Lana 100% Italica: la rete sartoriale che riannoda i fili

Lana 100% Italica: la rete sartoriale che riannoda i fili

ANSA Economia PMI ha pubblicato il 23 aprile 2026 il piano operativo della Rete Nazionale Sartorie Sociali per il recupero delle 8.700 tonnellate di lana italiana che ogni anno finiscono in smaltimento. La rete è nata a Termoli il 25 gennaio 2025 e ha aperto il laboratorio operativo a Isernia nel febbraio 2026 con un progetto chiamato «100% Lana Italica — riannodare i fili di una storia». L’iniziativa si integra con il Progetto Lana SrL di Prato e con il progetto europeo Marlaine.

In Italia la lana grossa della tosatura è classificata come SOA — Sottoprodotto di Origine Animale di Categoria 3 ai sensi del Regolamento CE 1069/2009. La stessa categoria della cheratina industriale e di scarti animali alimentari. Per legge va smaltita: discarica, incenerimento, dispersione controllata. Il sistema industriale moderno non la usa più.

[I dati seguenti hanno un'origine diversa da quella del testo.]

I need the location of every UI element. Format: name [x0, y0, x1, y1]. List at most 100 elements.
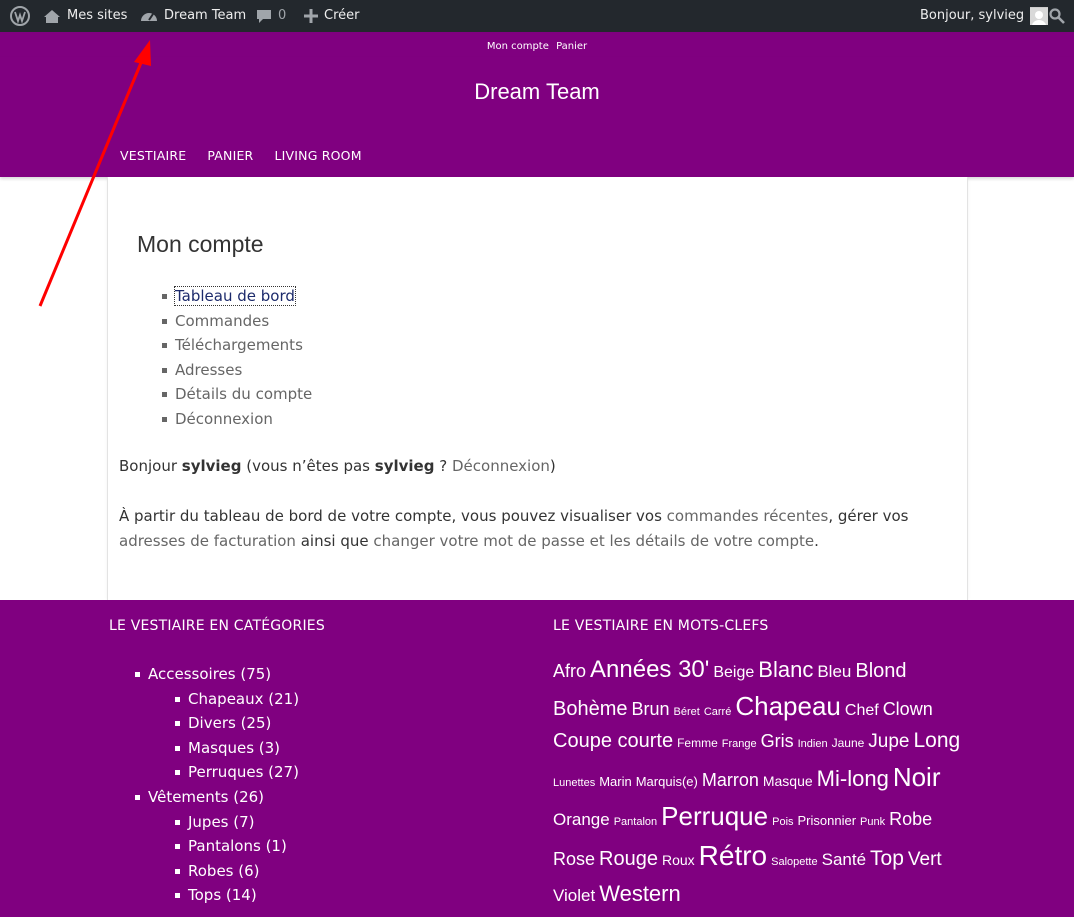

Eppure la stessa fibra ha vestito una penisola intera per ottocento anni. È più spessa del Merino destinato all’abbigliamento ma ha la stessa chimica di cheratina, la stessa capacità di assorbire umidità, la stessa biodegradabilità.

Il numero parla da solo. 8.700 tonnellate all’anno corrispondono a circa 15 milioni di metri quadrati di tessuto potenziale. Coperte, feltri, tessuto da abbigliamento per linee artigianali, isolamento edilizio, fertilizzanti agricoli (lo certifica Rinnovabili). Il punto non è salvare il pianeta — è che esiste una filiera che il sistema ha smesso di vedere.

Il distretto di Prato si è riposizionato. Cerved Monitor proietta +1,7% di crescita 2026 per i settori Made in Italy, trainata dall’export e dall’attenzione alla sostenibilità. Il Sole 24 Ore ha definito il 2026 l’anno della ripresa per il tessile italiano. Marlaine, progetto europeo finanziato a marzo 2026, ha riconosciuto Prato come capofila tecnico per le applicazioni innovative della lana di scarto.

Per chi compra un capo italiano, la differenza tra una filiera che recupera materia e una che la importa già tagliata è misurabile. Non si vede sull’etichetta. Si vede su dove vivono le mani che hanno lavorato il capo.